Riggan was not aware that H. G. Fenton Company had in 1998 sold much of its Carroll Canyon operation, which included the three set-aside vernal pool parcels, to Hanson Aggregates Pacific Southwest, Inc., a London-based aggregate business. These parcels were a very small part of the Fenton sale, a handful of acres in a 1000-acre deal. Mickey Cafagna’s Square One Development then purchased one of the three parcels, the 8.7-acre Arjons site, from Hanson. James Wallmann, the chief counsel for Hanson, told me that on September 25, 1998, when the sale was being put together, Square One’s broker acknowledged to Hanson’s broker in a letter of intent the protected nature of the property. The letter concludes with the following statement: “As you are aware, the subject property primarily consists of protected plant species and vernal pools.” This statement that Square One knew the parcel had protected plants and vernal pools came a year before the sale date, in September 1999. Brokers for both Hanson and Square One signed this letter.

Wallmann said Hanson retains this letter and other documents that support the fact that Square One and Hanson knew the site’s “resource sensitivity.” Wallmann told me that Fenton disclosed the parcel’s sensitive nature to Hanson when Fenton sold it to Hanson. This letter and other documents have now been subpoenaed by Fish and Wildlife, presumably to bolster a charge that Cafagna and Square One Development committed a “knowing violation” because they knew the parcel had protected plants and vernal pools fully 15 months before the bulldozers scraped the parcel.

Lending credence to Wallmann’s disclosures is the fact that under California real estate law, an owner must transmit any restraints on a piece of property he or she is selling. If the owner does not disclose such restraints, the buyer can go after the seller in court and sue for damages. Hanson by law had to convey to the buyer that the site was a habitat with endangered species, to fulfill its legal duty prior to sale.

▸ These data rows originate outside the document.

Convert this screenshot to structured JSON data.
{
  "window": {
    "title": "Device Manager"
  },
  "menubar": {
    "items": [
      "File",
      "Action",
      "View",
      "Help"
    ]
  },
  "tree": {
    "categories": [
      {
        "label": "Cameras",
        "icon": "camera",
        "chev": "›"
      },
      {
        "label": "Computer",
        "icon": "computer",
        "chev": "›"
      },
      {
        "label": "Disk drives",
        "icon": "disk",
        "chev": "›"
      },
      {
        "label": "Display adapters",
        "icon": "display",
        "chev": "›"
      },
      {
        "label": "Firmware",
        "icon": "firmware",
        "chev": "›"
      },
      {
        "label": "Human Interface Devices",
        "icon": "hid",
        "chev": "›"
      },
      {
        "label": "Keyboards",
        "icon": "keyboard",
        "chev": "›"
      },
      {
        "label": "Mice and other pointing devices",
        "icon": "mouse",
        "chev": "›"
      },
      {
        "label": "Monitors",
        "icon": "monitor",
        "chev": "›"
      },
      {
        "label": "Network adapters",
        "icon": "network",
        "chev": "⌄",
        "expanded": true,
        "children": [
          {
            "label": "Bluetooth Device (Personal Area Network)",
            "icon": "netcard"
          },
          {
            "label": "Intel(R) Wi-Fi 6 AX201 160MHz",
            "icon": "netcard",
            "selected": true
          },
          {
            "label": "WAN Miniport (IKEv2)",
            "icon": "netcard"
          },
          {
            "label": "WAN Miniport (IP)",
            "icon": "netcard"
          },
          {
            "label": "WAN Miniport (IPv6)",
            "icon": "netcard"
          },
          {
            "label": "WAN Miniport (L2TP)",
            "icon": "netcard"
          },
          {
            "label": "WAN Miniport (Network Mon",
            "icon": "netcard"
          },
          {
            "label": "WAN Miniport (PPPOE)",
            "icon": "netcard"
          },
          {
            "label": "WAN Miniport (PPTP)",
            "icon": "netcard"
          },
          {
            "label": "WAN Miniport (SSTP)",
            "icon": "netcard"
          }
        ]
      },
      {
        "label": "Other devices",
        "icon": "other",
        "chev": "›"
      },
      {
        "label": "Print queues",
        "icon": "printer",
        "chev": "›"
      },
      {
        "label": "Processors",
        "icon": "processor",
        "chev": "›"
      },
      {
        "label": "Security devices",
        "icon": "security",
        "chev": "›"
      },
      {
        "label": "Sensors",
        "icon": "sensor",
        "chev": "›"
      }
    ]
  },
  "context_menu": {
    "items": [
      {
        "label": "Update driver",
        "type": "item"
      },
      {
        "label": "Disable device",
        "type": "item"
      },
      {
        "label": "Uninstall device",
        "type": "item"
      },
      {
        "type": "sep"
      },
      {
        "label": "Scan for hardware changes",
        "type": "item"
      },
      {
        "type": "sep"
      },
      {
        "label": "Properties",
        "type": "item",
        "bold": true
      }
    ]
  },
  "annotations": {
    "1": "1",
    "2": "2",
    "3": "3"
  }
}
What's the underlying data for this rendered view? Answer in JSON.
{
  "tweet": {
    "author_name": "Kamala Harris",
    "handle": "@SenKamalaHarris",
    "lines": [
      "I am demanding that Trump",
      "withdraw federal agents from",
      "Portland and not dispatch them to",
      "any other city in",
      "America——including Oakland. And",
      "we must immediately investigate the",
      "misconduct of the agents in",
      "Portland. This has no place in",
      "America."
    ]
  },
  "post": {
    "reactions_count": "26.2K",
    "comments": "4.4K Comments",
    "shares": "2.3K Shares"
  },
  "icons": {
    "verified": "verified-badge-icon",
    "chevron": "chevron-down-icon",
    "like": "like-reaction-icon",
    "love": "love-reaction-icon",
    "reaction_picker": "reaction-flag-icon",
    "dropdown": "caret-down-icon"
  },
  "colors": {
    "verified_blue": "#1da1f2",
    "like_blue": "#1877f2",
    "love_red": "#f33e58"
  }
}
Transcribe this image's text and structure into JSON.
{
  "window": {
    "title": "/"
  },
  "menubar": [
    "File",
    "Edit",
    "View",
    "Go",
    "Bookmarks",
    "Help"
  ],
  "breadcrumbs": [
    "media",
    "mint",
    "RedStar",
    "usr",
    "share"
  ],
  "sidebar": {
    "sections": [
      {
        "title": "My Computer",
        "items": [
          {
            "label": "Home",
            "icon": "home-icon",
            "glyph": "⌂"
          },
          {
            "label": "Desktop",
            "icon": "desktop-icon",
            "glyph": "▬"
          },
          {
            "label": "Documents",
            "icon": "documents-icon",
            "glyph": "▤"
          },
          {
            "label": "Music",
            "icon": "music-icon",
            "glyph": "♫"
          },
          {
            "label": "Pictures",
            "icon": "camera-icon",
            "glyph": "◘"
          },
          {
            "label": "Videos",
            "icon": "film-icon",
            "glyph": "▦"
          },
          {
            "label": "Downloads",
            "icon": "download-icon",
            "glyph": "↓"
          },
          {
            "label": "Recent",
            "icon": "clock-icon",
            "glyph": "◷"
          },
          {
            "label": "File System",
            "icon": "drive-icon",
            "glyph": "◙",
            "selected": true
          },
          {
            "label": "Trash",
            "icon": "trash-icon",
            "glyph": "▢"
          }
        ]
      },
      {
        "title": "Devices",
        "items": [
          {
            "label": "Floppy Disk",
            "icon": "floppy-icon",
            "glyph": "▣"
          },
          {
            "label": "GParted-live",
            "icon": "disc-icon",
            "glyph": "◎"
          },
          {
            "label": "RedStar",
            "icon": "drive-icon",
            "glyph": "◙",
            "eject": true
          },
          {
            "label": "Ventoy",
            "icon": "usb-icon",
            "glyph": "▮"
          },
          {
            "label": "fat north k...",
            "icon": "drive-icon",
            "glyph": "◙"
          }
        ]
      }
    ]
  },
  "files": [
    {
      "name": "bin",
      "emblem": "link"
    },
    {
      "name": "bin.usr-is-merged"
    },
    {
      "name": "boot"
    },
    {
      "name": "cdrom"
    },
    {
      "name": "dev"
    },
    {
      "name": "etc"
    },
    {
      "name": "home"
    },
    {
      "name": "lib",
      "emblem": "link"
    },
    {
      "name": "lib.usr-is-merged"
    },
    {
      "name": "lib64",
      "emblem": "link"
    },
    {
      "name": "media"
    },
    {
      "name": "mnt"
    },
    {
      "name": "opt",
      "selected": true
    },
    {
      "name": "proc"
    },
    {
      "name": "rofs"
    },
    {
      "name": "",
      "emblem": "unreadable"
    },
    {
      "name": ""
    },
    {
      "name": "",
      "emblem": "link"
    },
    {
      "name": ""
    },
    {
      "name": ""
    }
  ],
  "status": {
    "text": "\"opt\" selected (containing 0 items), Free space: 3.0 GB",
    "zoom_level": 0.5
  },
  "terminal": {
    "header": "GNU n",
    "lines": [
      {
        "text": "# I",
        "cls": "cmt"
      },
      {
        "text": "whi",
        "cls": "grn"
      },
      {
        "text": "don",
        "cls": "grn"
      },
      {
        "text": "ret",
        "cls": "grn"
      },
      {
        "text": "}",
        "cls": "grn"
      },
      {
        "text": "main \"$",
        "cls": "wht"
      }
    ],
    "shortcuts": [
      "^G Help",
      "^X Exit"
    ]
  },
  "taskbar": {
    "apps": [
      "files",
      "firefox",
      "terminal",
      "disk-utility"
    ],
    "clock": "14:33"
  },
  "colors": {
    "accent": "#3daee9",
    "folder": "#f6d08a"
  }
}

In early February Riggan began making calls and writing letters. Among the people he phoned were reporters and government agencies. (Stories quickly appeared in the Union-Tribune, the San Diego Daily Transcript, and the North County Times.) He queried Fish and Wildlife: Was a permit issued from their office for the bulldozing? No, they said. Riggan then sent two letters, the first to Tim Vendlinski, the chief of the Wetlands Regulatory Office at the Environmental Protection Agency in San Francisco. In it, Riggan describes the Arjons bulldozing as the “taking of presumptively preserved pools…[an event that] violates the Clean Water Act.” “This event,” he continued, “is so politically and biologically significant that I recommend the immediate involvement of the epa.”

The second letter was more damning. It went to Ken S. Berg, the field supervisor of the U.S. Fish and Wildlife Service, which has federal jurisdiction over the site. Riggan wrote that Cafagna’s Square One Development “is not a naïve, new firm, and Mr. Cafagna is certainly familiar with vernal pools given his participation in the mscp process.” The Multiple Species Conservation Program is the newest environmental plan on the block. The idea behind it is simple enough: preserve 172,000 acres in San Diego County (only a small portion is contiguous) to help some 85 threatened and endangered plant and animal species survive the juggernaut of development. The Multiple Species Conservation Program is a multipartisan countywide program, empowered by state and federal mandates, which aims to balance the set-aside interests of the conservationists and the demands of the builders. On occasion, the competing groups join ranks and apply to Fish and Wildlife for “take.” For example, a developer wants to build a parking lot on a sensitive site and “take,” or destroy, habitat and species. If Fish and Wildlife and the Multiple Species Conservation Program allow the developer to “take” habitat and species in one spot, that means the developer must preserve a similar site elsewhere. That’s where conservationists come in, angling for as much mitigation as possible.